Using data to keep methane in pipelines

Protecting environmental and consumer interests, while maintaining safe and reliable natural gas service.

We’re advocating for utilities to use cutting-edge leak detection and quantification methods as part of leak repair and pipe replacement programs, so the largest leaks or leakiest pipeline segments can be identified and addressed first, after considering safety factors. We are also advocating for greater transparency in utilities’ leak detection efforts and more frequent leak surveys to ensure that methane remains where it belongs – in our gas pipelines.

Policymakers are increasingly looking at the millions of tons of methane escaping across the oil and natural gas supply chain as both a significant climate problem, and a major opportunity to quickly achieve big greenhouse gas and ratepayer savings.

According to the U.S. Environmental Protection Agency, local distribution system emissions dropped dramatically from 2013 to 2014 (from 20% to 6% of total natural gas system emissions, respectively), thanks in part to an increase in the replacement of leak-prone pipes with plastic piping, which is less leak prone. Still, nearly 68,000 miles of leak-prone pipe are in use nationwide, representing an achievable opportunity to reduce methane emissions from the natural gas supply chain.

Pioneering methods

There is a new way for utilities to better track leak-prone pipelines, and ensure that leak repair and pipeline replacement is economically and environmentally efficient.
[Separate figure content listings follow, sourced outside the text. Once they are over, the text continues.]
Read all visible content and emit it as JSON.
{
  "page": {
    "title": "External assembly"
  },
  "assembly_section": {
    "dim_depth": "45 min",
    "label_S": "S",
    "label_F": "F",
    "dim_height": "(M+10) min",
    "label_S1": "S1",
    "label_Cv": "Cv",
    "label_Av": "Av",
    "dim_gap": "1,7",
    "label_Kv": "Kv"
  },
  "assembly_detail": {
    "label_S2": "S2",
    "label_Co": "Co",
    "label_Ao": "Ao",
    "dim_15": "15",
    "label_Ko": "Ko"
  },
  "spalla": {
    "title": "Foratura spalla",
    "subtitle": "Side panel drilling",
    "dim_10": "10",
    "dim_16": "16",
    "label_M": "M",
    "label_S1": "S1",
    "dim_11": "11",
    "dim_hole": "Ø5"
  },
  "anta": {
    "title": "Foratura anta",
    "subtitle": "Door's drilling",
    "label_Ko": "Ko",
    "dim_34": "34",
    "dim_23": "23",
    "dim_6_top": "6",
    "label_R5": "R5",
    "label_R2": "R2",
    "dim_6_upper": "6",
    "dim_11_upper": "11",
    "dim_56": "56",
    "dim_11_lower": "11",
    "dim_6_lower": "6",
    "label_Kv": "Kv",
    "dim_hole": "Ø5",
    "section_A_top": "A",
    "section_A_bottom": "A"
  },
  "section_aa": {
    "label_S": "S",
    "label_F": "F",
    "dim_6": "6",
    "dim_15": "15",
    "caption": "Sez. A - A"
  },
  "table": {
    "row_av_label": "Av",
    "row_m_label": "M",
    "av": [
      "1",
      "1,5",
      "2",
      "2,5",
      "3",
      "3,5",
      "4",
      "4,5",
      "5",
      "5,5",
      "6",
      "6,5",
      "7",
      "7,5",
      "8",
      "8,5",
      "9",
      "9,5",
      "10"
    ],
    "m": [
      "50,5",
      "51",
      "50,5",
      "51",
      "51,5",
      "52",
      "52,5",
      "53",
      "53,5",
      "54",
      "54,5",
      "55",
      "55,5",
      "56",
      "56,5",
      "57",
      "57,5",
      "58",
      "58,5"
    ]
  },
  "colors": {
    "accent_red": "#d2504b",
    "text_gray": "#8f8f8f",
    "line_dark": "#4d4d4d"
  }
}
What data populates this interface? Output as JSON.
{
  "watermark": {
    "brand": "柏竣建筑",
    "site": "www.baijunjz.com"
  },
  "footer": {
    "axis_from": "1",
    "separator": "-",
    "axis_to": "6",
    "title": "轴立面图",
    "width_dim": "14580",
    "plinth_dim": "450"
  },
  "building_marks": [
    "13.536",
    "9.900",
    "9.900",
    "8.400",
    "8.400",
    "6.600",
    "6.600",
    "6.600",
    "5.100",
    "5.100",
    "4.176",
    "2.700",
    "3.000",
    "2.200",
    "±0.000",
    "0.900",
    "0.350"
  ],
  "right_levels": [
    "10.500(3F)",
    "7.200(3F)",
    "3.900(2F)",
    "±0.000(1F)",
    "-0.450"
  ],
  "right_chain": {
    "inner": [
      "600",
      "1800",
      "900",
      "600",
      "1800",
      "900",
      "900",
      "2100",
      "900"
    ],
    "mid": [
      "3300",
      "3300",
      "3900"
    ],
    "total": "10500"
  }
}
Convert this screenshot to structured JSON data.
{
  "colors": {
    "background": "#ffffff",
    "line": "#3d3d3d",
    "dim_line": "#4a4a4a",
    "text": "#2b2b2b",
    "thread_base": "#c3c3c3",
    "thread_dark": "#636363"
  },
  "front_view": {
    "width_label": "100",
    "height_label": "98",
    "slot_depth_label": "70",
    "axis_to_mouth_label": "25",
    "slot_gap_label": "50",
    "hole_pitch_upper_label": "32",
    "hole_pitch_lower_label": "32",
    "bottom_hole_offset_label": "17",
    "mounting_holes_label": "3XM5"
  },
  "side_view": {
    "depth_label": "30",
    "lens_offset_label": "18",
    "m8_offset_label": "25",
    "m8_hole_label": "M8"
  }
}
Combining spatial analytics, advanced leak detection technology and pioneering leak quantification methods like the one EDF is deploying, utilities can now generate data on the relative flow rate of leaks (i.e. volume of gas emitted over time). Thanks to these new methods, utilities can identify and fix the biggest leaks first and address the leakiest segments of their infrastructure as part of pipeline replacement efforts, after considering safety factors. In combination with traditional leak survey methods, utilities can use leak quantification methods to find and reduce methane emissions and save more product than would otherwise be possible, generating the biggest bang for the buck. Natural gas utilities across the country are adopting these new technologies and methods, but there is room for progress at a broader scale across the industry.


  • New Jersey’s largest utility, Public Service Electric and Gas (PSE&G) has used leak quantification data to find and fix some of the biggest leaks in the PSE&G system.
  • EDF has collaborated with several utilities across the U.S. to map and quantify leaks in their systems, demonstrating the viability of state-of-the-art leak detection and leak quantification methods.
  • Leading utilities are becoming more transparent about their leak management efforts with customers and utility commissions. For example, Consolidated Edison of New York is already publishing dynamic leak maps on their website. In January, People’s Gas committed to cutting methane emissions from its Pittsburgh distribution system by half using advanced leak detection methods.